Description réductrice, sans nul doute, mais révélatrice des transformations de l’espace urbain. Les quartiers de Vaise et de la Croix-Rousse suivent le même chemin, signe de leur relatif embourgeoisement : les catégories les plus populaires habitent désormais en dehors de la grande ville, dans les communes de la banlieue lyonnaise 1233 . D’ailleurs, si une salle de près de 800 places, le cinéma Impérial, ouvre ses portes à Villeurbanne dès 1930, elle reste plus proche du fonctionnement traditionnel des salles de quartier que des grands établissements qui s’implantent à la Croix-Rousse, à la Guillotière et à Vaise. Le cinéma Impérial ne donne en effet que cinq séances par semaine contre quatorze au Chanteclair ou au Vox.

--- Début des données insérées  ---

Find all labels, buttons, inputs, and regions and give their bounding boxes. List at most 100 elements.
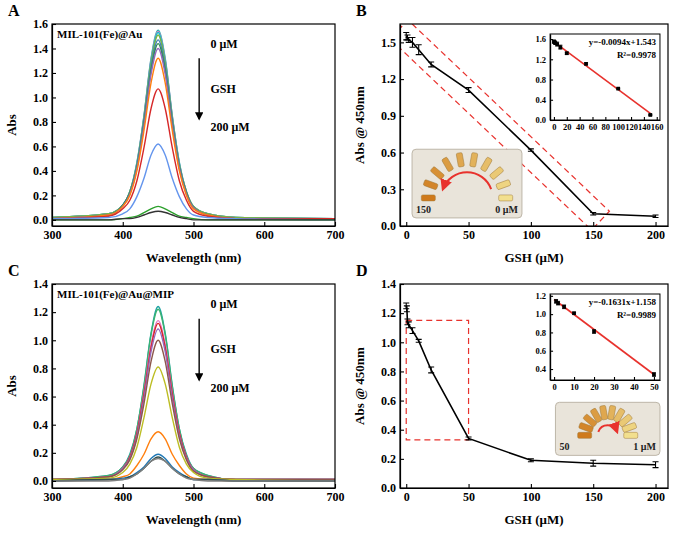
y-axis: 0.40.60.81.01.2: [535, 291, 553, 380]
tick-label: 200: [647, 490, 665, 504]
annotation: 200 μM: [210, 120, 249, 134]
axis-line: [400, 285, 401, 489]
tick: 100: [612, 117, 625, 132]
x-axis: 300400500600700: [44, 484, 345, 504]
tick-mark: [52, 397, 56, 398]
tick-mark: [123, 484, 124, 488]
y-axis-title: Abs: [4, 114, 19, 136]
tick-label: 0.0: [381, 481, 396, 495]
tick-mark: [657, 117, 658, 120]
tick-label: 1.4: [33, 42, 48, 56]
spectrum: [52, 35, 335, 219]
error-bar: [653, 462, 659, 468]
tick-mark: [52, 195, 56, 196]
tick-mark: [400, 226, 404, 227]
tick-label: 30: [610, 382, 619, 392]
tick: 100: [522, 484, 540, 504]
tick-label: 600: [256, 228, 274, 242]
tick-label: 0.0: [33, 474, 48, 488]
error-bar: [466, 437, 472, 440]
tick-mark: [400, 459, 404, 460]
y-axis: 0.00.40.81.21.6: [535, 34, 553, 125]
tick: 50: [650, 377, 659, 392]
tick: 0.9: [381, 109, 404, 123]
inset-frame: [550, 294, 660, 380]
tick: 0.8: [381, 365, 404, 379]
tick-label: 50: [463, 228, 475, 242]
photo: 1500 μM: [412, 149, 522, 218]
axis-line: [551, 380, 661, 381]
annotation: GSH: [210, 342, 236, 356]
tick-label: 0.0: [381, 219, 396, 233]
point: [652, 373, 656, 377]
tick: 1.2: [381, 72, 404, 86]
tick-label: 1.0: [33, 334, 48, 348]
inset: 010203040500.40.60.81.01.2y=-0.1631x+1.1…: [535, 291, 660, 392]
vial: [456, 152, 464, 167]
tick: 0.3: [381, 183, 404, 197]
tick: 0.0: [535, 115, 553, 125]
tick: 40: [576, 117, 585, 132]
tick-label: 0.0: [535, 115, 546, 125]
tick: 0.8: [33, 362, 56, 376]
tick: 600: [256, 222, 274, 242]
tick-label: 0.2: [381, 452, 396, 466]
tick-label: 1.0: [535, 309, 546, 319]
tick-label: 0.4: [535, 364, 546, 374]
tick: 0.0: [33, 213, 56, 227]
tick-label: 0.3: [381, 183, 396, 197]
tick-label: 1.6: [33, 17, 48, 31]
tick-label: 1.2: [535, 291, 546, 301]
vial: [578, 432, 592, 438]
point: [556, 301, 560, 305]
vial: [622, 422, 637, 432]
photo: 501 μM: [555, 402, 660, 455]
r-squared: R²=0.9989: [617, 310, 657, 320]
error-bar: [404, 306, 410, 312]
point: [592, 330, 596, 334]
tick-mark: [193, 484, 194, 488]
axis-line: [400, 25, 401, 227]
axis-line: [52, 285, 53, 489]
tick-mark: [554, 377, 555, 380]
photo-background: [412, 149, 522, 218]
tick-mark: [52, 481, 56, 482]
photo-label: 0 μM: [495, 204, 518, 215]
point: [562, 305, 566, 309]
spectrum: [52, 457, 335, 481]
error-bar: [528, 149, 534, 151]
tick-mark: [550, 120, 553, 121]
panel-letter: C: [8, 262, 20, 279]
inset-frame: [550, 34, 660, 120]
panel: 3004005006007000.00.20.40.60.81.01.21.4W…: [4, 262, 345, 527]
tick-label: 0.6: [33, 390, 48, 404]
x-axis: 020406080100120140160: [551, 117, 664, 132]
tick: 400: [114, 222, 132, 242]
error-bar: [584, 63, 588, 65]
equation: y=-0.1631x+1.158: [589, 297, 657, 307]
tick-label: 0.2: [33, 446, 48, 460]
tick-mark: [400, 313, 404, 314]
tick-label: 400: [114, 490, 132, 504]
tick-label: 300: [44, 490, 62, 504]
tick-mark: [593, 484, 594, 488]
point: [565, 51, 569, 55]
x-axis-title: Wavelength (nm): [146, 250, 242, 265]
vial: [421, 195, 435, 201]
annotation: 0 μM: [210, 297, 237, 311]
point: [648, 113, 652, 117]
tick-mark: [52, 48, 56, 49]
tick-label: 1.0: [33, 91, 48, 105]
error-bar: [653, 215, 659, 217]
vial: [423, 179, 438, 189]
tick-label: 0.4: [535, 95, 546, 105]
tick-mark: [550, 59, 553, 60]
tick-label: 500: [185, 228, 203, 242]
tick: 0.0: [381, 219, 404, 233]
tick-mark: [400, 488, 404, 489]
vial: [480, 157, 492, 172]
tick-label: 400: [114, 228, 132, 242]
spectrum: [52, 144, 335, 220]
panel: 0501001502000.00.20.40.60.81.01.21.4GSH …: [352, 262, 669, 527]
spectrum: [52, 44, 335, 219]
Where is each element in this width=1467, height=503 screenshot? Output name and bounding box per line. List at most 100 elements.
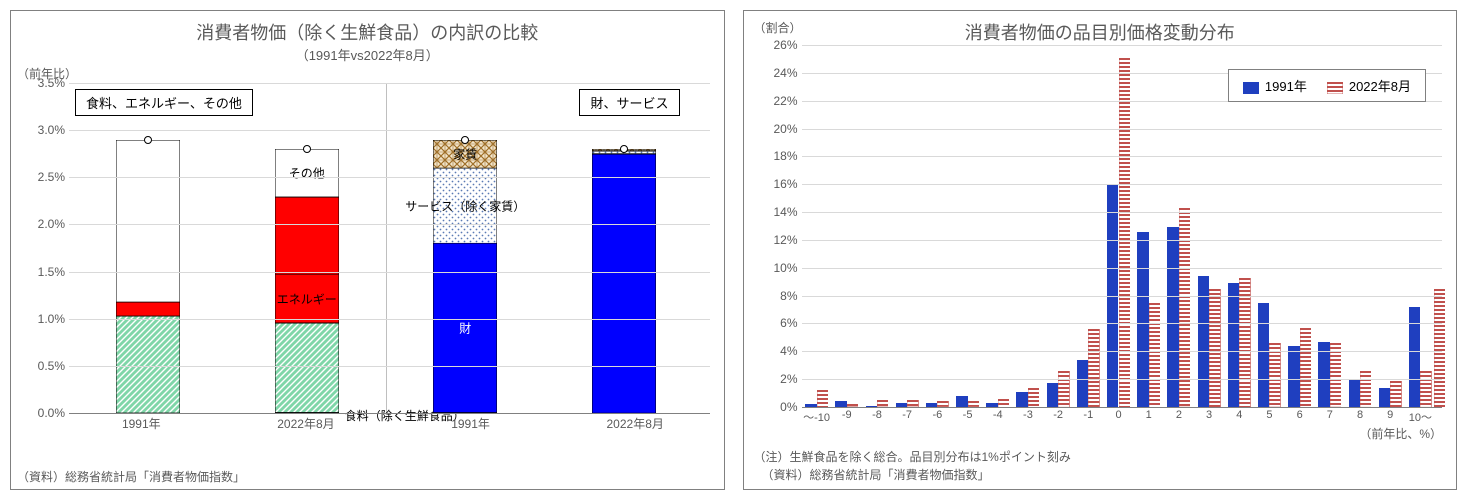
bar-2022 [1149,303,1160,407]
right-title: 消費者物価の品目別価格変動分布 [744,19,1457,45]
right-x-label: -6 [932,409,942,421]
right-legend: 1991年 2022年8月 [1228,69,1426,102]
right-x-label: -5 [963,409,973,421]
bar-2022 [817,390,828,407]
left-ytick: 1.0% [38,312,65,326]
bar-1991 [1047,383,1058,407]
left-plot-area: 0.0%0.5%1.0%1.5%2.0%2.5%3.0%3.5% 食料（除く生鮮… [21,83,710,413]
right-x-label: 7 [1327,409,1333,421]
left-bar-d [592,149,656,413]
total-marker [303,145,311,153]
left-source: （資料）総務省統計局「消費者物価指数」 [17,468,245,485]
right-x-label: -2 [1053,409,1063,421]
bar-2022 [1058,371,1069,407]
right-ytick: 10% [773,261,797,275]
left-plot: 食料（除く生鮮食品）エネルギーその他財サービス（除く家賃）家賃食料、エネルギー、… [69,83,704,413]
right-ytick: 24% [773,66,797,80]
left-x-label: 1991年 [388,415,553,432]
total-marker [620,145,628,153]
right-x-label: -4 [993,409,1003,421]
left-bar-c: 財サービス（除く家賃）家賃 [433,140,497,413]
left-subtitle: （1991年vs2022年8月） [25,45,710,64]
right-x-label: 8 [1357,409,1363,421]
bar-2022 [1269,343,1280,407]
seg-label-energy: エネルギー [277,290,337,307]
right-ytick: 18% [773,149,797,163]
bar-2022 [1300,328,1311,407]
right-x-label: 10～ [1409,409,1432,425]
panel2-box: 財、サービス [579,89,679,116]
left-bar-b: 食料（除く生鮮食品）エネルギーその他 [275,149,339,413]
left-chart-panel: 消費者物価（除く生鮮食品）の内訳の比較 （1991年vs2022年8月） （前年… [10,10,725,490]
right-y-axis: 0%2%4%6%8%10%12%14%16%18%20%22%24%26% [754,45,802,407]
right-note: （注）生鮮食品を除く総合。品目別分布は1%ポイント刻み [754,448,1071,465]
right-source: （資料）総務省統計局「消費者物価指数」 [762,466,990,483]
bar-2022 [1330,343,1341,407]
bar-2022 [1088,329,1099,407]
right-ytick: 26% [773,38,797,52]
right-ytick: 2% [780,372,797,386]
right-x-label: 4 [1236,409,1242,421]
right-ytick: 22% [773,94,797,108]
right-ytick: 16% [773,177,797,191]
bar-2022 [1390,381,1401,407]
panel1-box: 食料、エネルギー、その他 [75,89,253,116]
right-ytick: 8% [780,289,797,303]
total-marker [461,136,469,144]
right-x-label: -1 [1083,409,1093,421]
legend-label-2022: 2022年8月 [1349,79,1411,94]
bar-1991 [1409,307,1420,407]
bar-2022 [1028,388,1039,407]
right-x-label: 2 [1176,409,1182,421]
bar-2022 [1119,58,1130,407]
left-ytick: 1.5% [38,265,65,279]
seg-label-svc: サービス（除く家賃） [405,197,525,214]
right-x-label: 3 [1206,409,1212,421]
bar-1991 [956,396,967,407]
right-x-labels: ～-10-9-8-7-6-5-4-3-2-1012345678910～ [802,409,1437,425]
bar-2022 [1209,289,1220,407]
left-title: 消費者物価（除く生鮮食品）の内訳の比較 [25,19,710,45]
right-x-label: -3 [1023,409,1033,421]
seg-label-rent: 家賃 [453,145,477,162]
left-bar-a [116,140,180,413]
right-ytick: 20% [773,122,797,136]
right-x-label: 9 [1387,409,1393,421]
right-x-label: 0 [1115,409,1121,421]
right-x-label: 1 [1146,409,1152,421]
right-x-label: -8 [872,409,882,421]
bar-1991 [1137,232,1148,407]
bar-1991 [1288,346,1299,407]
left-ytick: 0.5% [38,359,65,373]
legend-swatch-1991 [1243,82,1259,94]
seg-label-goods: 財 [459,320,471,337]
left-ytick: 2.5% [38,170,65,184]
right-ytick: 6% [780,316,797,330]
bar-2022 [1360,371,1371,407]
total-marker [144,136,152,144]
right-ytick: 14% [773,205,797,219]
bar-2022 [1239,278,1250,407]
right-ytick: 12% [773,233,797,247]
right-x-label: 5 [1266,409,1272,421]
bar-2022 [1179,208,1190,407]
bar-1991 [1016,392,1027,407]
bar-2022 [1420,371,1431,407]
right-chart-panel: （割合） 消費者物価の品目別価格変動分布 0%2%4%6%8%10%12%14%… [743,10,1458,490]
bar-1991 [1379,388,1390,407]
bar-2022 [998,399,1009,407]
legend-item-1991: 1991年 [1243,76,1307,95]
seg-label-other: その他 [289,165,325,182]
left-divider [386,83,387,413]
bar-1991 [1077,360,1088,407]
right-ytick: 0% [780,400,797,414]
left-ytick: 3.0% [38,123,65,137]
bar-2022 [907,400,918,407]
right-x-axis-label: （前年比、%） [1359,425,1442,442]
left-x-label: 2022年8月 [553,415,718,432]
right-ytick: 4% [780,344,797,358]
right-x-label: ～-10 [803,409,830,425]
bar-1991 [1228,283,1239,407]
right-x-label: -9 [842,409,852,421]
left-x-label: 2022年8月 [224,415,389,432]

La naissance des palaces de quartier est très certainement liée également à l’extension des temps de loisirs des classes ouvrières, symbolisée par la législation du Front Populaire, et à la place grandissante de la culture dans les domaines d’intervention de l’Etat et de ses représentants. Dès la fin des années 1920, les pouvoirs publics locaux redoublent d’efforts dans la diffusion de la culture, devançant en cela l’initiative privée, par la construction de salles des fêtes polyvalentes, dont l’histoire, à ma connaissance, reste encore à faire.

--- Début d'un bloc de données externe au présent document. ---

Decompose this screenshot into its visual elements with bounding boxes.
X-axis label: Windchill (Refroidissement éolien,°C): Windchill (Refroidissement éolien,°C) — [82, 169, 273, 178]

A Saint-Fons, une salle municipale d’une contenance de 500 places organise tous les samedis soirs une séance de cinéma pour les adultes en 1931 1234 . La Maison du peuple à Oullins, construite en 1925-1926, compte quant à elle 1 200 places et est également utilisée pour des séances cinématographiques, notamment celles organisées par l’ORCEL 1235 . A Villeurbanne, le théâtre municipal programme ponctuellement des grands films 1236 . A Lyon même, trois imposants bâtiments sont construits dans les années 1930 : la salle des fêtes de la Croix-Rousse, la salle des fêtes de Vaise et la Bourse du travail place Guichard, sur la rive gauche du Rhône. Trois quartiers qui, justement, sont distingués par l’ouverture de grands établissements cinématographiques.

Cela étant, les palaces de quartier ne s’imposent pas dans l’ensemble de l’agglomération lyonnaise. Les quartiers de Montchat, Monplaisir, Gerland, Perrache, Etats-Unis, l’ensemble en fait des quartiers de Lyon situés au delà de la voie ferrée sont toujours caractérisés par une petite exploitation de proximité. Dans la banlieue, il existe bien des salles de 600 à 800 places comme à Oullins, Vénissieux, Saint-Fons ou Vaulx-en-Velin, mais elles sont loin de fonctionner quotidiennement 1237 . Dans le reste de l’agglomération, à Caluire, Bron, Sainte-Foy-les-Lyon, Tassin ou Pierre-Bénite, les établissements cinématographiques ne dépassent pas les 400 places. Sur les treize salles que compte Villeurbanne, une seule dépasse les 600 places. En dépit des difficultés, la petite exploitation de quartier reste prédominante.

Notes
1227.

Par comparaison entre les chiffres de l’enquête préfectorale de 1931 (ADR 4 M 485) et les plans des salles de cinéma dressés en 1942 que l’on retrouvent dans chaque dossier de salles aux Archives Municipales de Lyon (carton 1179 WP 001 à 008).

1228.

Jaubert de Beaujeu Marie-Laure, « L’architecture des cinémas à Lyon », in Les Cinémas de Lyon, Lyon, Archives municipales de Lyon, 1995, page 77.

1229.

Le Cri de Lyon n° 664, 20 janvier 1933

1230.

Idem n° 894, 8 octobre 1937.

1231.

Idem n° 883, 25 juin 1937.

1232.

Le Cri de Lyon n° 505, 4 octobre 1930.

1233.

BAYARD Françoise et CAYEZ Pierre, op. cit., page 343.

1234.

ADR : 4 M485 : Enquête préfectorale, mai 1931.

1235.

AM Oullins : 2 R 2 : Comptes-rendus du Conseil d’administration du cinéma éducateur (1926-1934).

1236.

AMV : Lettre de la municipalité à Meunier, directeur du cinéma Family, 10 décembre 1937.

1237.

ADR : 4 M 485 : Enquête préfectorale, mai 1931.